Kelas : 1B/D3 Teknik Kimia

Nim : 1731410060

PEMBAHASAN

KELARUTAN

Kelarutan adalah jumlah zat terlarut yang dapat larut dalam jumlah tertentu pelarut
pada temperatur tertentu. Dalam larutan, zat terlarut adalah zat yang larut, dan pelarut adalah
zat yang tidak larut ke dalamnya. Untuk pelarut tertentu, beberapa zat terlarut memiliki
kelarutan lebih besar daripada yang lain.

Berdasarkan prinsipnya, kelarutan sebagai fungsi suhu didasari oleh pergeseran


kesetimbangan antara zat yang beraksi dengan hasilnya. Dimana bila suhu dinaikkan maka
kelarutan akan bertambah dan kesetimbangan akan bergeser. Tetapi bila suhu diturunkan
maka kelarutan akan semakin kecil dan disertai oleh pergeseran kesetimbangan. Jadi bila
batas kelarutan tercapai, maka zat yang dilarutkan itu dalam batas kesetimbangan yang
artinya bila zat terlarut ditambah, maka akan terjadi larutan jenuh dan bila zat yang dilarutkan
dikurangi, akan terjadi larutan yang belum jenuh dan kesetimbangan tergantung pada suhu
pelarutan. (sukardjo, 1997).

Kelarutan suatu zat di pengaruhi oleh beberapa faktor yaitu, temperatur dan tekanan.

1. Faktor temperatur

Semakin tinggi temperatur maka semakin tinggi pula kelarutan suatu zat. Untuk
kebanyakan padatan yang terlarut pada liquid, kenaikkan temperatur akan berdampak pada
kenaikkan kelarutan (Solubilitas).

2. Faktor tekanan
Perubahan tekanan pengaruhnya kecil terhadap kelarutan zat cair atau padat.
Kelarutan gas sebanding dengan tekanan gas parsial itu. Menurut hukum Henry (William
Henry : 1774 – 1836) massa gas yang melarut dalam sejumlah tertentu, cairan (pelarutnya)
berbanding lurus dengan tekanan yang dilakukan oleh gas itu (tekanan parsial) yang berada
dalam kestimbangan dengan larutan itu.

Perbedaan hasil praktikum dengan literature dapat disebabkan karena suhu larutan yang
terpengaruh dengan suhu ruangan, sehingga tidak berada tepat pada suhu keseimbangan.
Adanya jeda waktu yang cukup lama saat larutan asam oksalat diambil pada suhu suhu
setimbang untuk ditambah indikator PP dan menunggu dititrasi memungkinkan suhu larutan
oksalat tidak stabil berada dalam suhu kesetimbangan.

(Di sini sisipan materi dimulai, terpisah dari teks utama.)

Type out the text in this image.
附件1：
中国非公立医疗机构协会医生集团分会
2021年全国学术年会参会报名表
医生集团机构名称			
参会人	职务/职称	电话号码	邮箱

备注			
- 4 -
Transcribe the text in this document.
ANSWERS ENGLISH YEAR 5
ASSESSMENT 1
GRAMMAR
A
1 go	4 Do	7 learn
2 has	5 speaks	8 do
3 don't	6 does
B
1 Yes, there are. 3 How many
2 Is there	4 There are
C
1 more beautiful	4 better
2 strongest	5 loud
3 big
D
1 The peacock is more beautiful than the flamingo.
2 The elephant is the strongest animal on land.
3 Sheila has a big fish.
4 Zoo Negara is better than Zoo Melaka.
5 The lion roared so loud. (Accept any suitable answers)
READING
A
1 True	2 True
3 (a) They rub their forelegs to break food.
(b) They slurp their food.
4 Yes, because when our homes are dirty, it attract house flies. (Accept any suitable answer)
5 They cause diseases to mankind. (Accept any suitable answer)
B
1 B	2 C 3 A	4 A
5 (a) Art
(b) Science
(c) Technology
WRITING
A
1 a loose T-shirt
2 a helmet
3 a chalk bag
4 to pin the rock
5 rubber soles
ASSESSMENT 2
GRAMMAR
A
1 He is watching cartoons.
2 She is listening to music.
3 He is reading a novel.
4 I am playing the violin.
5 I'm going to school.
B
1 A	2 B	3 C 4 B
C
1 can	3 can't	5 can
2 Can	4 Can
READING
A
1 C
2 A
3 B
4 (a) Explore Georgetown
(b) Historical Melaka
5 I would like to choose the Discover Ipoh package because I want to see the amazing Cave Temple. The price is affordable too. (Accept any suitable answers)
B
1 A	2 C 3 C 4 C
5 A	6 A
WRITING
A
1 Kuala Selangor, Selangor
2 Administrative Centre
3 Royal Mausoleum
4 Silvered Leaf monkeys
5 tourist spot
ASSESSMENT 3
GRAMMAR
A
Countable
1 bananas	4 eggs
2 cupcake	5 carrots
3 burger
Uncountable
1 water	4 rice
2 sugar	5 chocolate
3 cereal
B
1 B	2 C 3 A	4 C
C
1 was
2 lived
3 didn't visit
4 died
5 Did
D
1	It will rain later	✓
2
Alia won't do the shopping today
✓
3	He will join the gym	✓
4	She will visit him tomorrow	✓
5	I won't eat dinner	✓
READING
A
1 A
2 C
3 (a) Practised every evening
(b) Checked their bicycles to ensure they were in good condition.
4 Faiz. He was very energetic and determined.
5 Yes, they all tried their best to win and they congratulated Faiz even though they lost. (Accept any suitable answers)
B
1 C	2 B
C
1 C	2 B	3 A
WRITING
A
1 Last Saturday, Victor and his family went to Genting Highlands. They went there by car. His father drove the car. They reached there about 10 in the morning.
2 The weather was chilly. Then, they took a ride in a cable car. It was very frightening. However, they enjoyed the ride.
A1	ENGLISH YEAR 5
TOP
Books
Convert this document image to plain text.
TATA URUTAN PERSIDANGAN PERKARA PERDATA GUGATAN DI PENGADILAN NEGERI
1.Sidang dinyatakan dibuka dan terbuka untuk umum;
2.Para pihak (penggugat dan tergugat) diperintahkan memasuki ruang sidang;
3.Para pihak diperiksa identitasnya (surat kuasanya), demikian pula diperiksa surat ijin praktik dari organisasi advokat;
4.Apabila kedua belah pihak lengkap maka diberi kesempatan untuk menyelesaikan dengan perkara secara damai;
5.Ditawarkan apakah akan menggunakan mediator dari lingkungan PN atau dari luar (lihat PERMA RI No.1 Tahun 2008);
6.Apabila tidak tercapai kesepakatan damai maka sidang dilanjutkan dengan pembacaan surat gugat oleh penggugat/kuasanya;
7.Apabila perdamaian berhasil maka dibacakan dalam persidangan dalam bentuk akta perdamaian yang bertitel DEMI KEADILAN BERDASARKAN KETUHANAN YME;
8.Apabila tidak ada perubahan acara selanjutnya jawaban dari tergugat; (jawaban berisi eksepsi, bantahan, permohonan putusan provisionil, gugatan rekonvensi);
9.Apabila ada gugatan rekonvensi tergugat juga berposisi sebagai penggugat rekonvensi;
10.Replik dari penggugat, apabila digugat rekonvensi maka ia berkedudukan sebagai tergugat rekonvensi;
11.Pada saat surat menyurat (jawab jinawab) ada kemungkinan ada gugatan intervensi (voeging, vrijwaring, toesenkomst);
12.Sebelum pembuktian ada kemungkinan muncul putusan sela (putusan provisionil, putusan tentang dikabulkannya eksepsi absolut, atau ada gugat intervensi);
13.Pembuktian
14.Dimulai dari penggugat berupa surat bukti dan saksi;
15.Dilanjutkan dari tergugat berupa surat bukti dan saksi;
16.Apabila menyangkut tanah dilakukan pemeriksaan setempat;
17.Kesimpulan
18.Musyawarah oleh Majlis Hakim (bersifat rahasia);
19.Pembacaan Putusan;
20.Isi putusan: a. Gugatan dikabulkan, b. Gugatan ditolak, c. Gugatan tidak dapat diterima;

Selain itu dapat disebabkan
bercampurnya larutan H2C2O4 dengan kristal endapan sehingga menyebabkan konsentrasi
larutannya berubah. Panas pelarutan (ΔH) asam oksalat bernilai positif sehingga reaksinya
termasuk reaksiendotermis. Hal ini ditunjukan dengan meningkatnya temperatur maka akan
meningkatkan jumlah zat yang terlarut.
Nama : Mir’atul Jannah

Kelas : 1B/D3 Teknik Kimia

Nim : 1731410060

PEMBAHASAN
TEKANAN UAP SUATU ZAT CAIR

Tekanan uap adalah tekanan yang ditimbulkan oleh uap yang secara termodinamika
setimbang dengan fase kondensasi pada temperatur tertentu dalam suatu sistem tertutup.
Faktor-faktor yang mempengaruhi tekanan uap adalah sebagai berikut :

a. Pengaruh Suhu Terhadap Tekanan Uap Suatu Zat Cair


Tekanan uap suatu zat akan bertambah jika suhu dinaikan. Hubungan ini dapat
dipahami sebagai berikut. Kenaikan suhu menyebabkan energi kinetik molekul-molekul
cairan bertambah besar, sehingga lebih banyak molekul yang dapat meninggalkan permukaan
cairan memasuki fase gas. Akibatnya, konsentrasi uap semakin besar dan dengan demikian
tekanan uap semakin besar.

b. Pengaruh Banyaknya Molekul Terhadap Tekanan Uap Suatu Zat Cair


Tekanan uap suatu cairan bergantung pada banyaknya molekul di permukaan yang
memiliki cukup energi kinetik untuk lolos dari tarikan molekul-molekul tetangganya. Jika
dalam cairan itu dilarutkan suatu zat, maka kini yang menempati permukaan bukan hanya
molekul pelarut, tetapi juga molekul zat terlarut. Karena molekul pelarut di permukaan makin
sedikit, maka laju penguapan akan berkurang. Dengan pekataan lain, tekanan uap cairan itu
turun. Makin banyak zat terlarut, makin besar pula penurunan tekanan uap.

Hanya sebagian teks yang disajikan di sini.